The sound ripped from his throat, a thin, reedy cry that humiliated him instantly. He tried to move his arms, but they flailed uselessly, weak and uncoordinated.

What is wrong with me? panic set in. I can't feel my legs. I can't see.

He felt rough hands handle him. He was wiped down with a coarse cloth. The smell hit him nex, not antiseptic hospital smells, but the scent of turmeric, burning oil, damp earth, and rain.

"Gandu," a female voice whispered, exhausted but thick with affection. "Nanna kandu."

Chuck froze.

He didn't know the words. He had never heard them before in his life. But as the sound waves hit his ears, the First Gift, Linguistic Osmosis, fired like a synapse.

The sounds unraveled in his brain. The syntax rearranged itself.

Gandu. Boy.

Nanna kandu. My child.

Kannada. The language labeled itself in his mind, though he had no context for what "Kannada" was or where it was spoken.

He was lifted up. His vision was a blur of shadows and light, but he made out a face. Brown skin, dark eyes swimming with tears, a red dot on the forehead.

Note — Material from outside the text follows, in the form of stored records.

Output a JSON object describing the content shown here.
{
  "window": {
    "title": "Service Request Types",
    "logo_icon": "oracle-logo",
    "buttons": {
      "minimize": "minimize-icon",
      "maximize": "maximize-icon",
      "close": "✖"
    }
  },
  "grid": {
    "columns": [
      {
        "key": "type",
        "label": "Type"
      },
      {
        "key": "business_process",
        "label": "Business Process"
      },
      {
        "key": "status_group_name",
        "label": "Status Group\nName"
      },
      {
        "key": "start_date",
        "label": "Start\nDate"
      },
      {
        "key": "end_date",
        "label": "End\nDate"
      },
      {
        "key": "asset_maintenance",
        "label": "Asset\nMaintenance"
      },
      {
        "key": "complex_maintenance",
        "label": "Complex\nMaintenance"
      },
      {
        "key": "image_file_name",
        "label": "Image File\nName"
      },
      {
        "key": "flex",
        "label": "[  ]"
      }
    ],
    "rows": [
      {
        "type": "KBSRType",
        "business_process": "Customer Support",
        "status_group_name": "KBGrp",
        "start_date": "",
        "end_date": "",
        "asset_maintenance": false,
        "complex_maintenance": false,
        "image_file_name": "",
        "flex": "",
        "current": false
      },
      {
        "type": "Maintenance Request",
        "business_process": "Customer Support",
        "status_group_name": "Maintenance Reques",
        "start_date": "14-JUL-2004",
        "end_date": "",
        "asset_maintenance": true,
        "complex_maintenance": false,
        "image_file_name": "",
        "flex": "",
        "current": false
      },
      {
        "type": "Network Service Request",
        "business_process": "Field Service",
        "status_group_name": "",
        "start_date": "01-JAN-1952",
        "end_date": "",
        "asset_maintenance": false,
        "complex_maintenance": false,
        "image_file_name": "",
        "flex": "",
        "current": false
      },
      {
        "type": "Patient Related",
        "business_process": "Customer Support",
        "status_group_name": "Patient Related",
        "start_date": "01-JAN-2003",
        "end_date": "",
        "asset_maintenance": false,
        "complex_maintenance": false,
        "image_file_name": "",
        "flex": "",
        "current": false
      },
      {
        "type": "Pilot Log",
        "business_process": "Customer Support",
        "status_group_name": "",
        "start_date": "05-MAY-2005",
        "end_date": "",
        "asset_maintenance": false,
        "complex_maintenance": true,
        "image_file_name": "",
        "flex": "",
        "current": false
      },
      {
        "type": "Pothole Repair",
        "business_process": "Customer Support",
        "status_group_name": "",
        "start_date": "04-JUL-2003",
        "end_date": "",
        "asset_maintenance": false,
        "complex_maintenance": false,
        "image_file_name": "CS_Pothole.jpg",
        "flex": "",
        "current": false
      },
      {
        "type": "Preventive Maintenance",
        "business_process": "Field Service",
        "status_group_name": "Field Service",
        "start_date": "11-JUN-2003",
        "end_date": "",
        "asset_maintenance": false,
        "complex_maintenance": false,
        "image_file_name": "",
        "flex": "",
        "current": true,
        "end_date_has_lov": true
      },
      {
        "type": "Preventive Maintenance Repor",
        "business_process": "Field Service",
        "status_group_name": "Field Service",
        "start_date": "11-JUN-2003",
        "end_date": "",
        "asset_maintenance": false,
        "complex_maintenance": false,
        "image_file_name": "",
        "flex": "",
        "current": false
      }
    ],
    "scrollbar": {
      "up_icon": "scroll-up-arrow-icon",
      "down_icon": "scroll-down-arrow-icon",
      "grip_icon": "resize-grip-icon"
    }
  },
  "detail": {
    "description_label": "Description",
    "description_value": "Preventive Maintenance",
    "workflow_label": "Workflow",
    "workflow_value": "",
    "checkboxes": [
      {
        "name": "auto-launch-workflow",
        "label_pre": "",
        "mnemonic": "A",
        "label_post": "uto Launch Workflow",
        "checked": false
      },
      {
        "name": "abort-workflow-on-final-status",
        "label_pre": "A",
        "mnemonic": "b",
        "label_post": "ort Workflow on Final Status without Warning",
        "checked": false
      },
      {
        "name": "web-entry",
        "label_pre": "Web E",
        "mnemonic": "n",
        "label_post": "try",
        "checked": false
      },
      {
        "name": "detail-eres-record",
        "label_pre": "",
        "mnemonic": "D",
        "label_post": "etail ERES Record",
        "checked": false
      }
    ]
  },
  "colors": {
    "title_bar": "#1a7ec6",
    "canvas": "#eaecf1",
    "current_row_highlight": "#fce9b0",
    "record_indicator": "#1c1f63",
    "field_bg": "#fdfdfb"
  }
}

"Lakshmi," a deep male voice said from nearby. "Is it...?"

"A boy, Srinivas," the woman whispered. "We have a son."

Chuck Thomas, the Silver Slugger, the orphan who trusted no one, felt himself being pressed against a warm chest. He felt the vibration of the woman's humming.

"We will name him Varun," the man said softly. "Varun Reddy."

Chuck tried to protest. He tried to say, My name is Chuck, and I have a game on Friday.

But all that came out was a gurgle.

The rhythmic thrum-clack of the loom in the corner continued, indifferent to his confusion.

He was tiny. He was helpless. And he was a very, very long way from Seattle.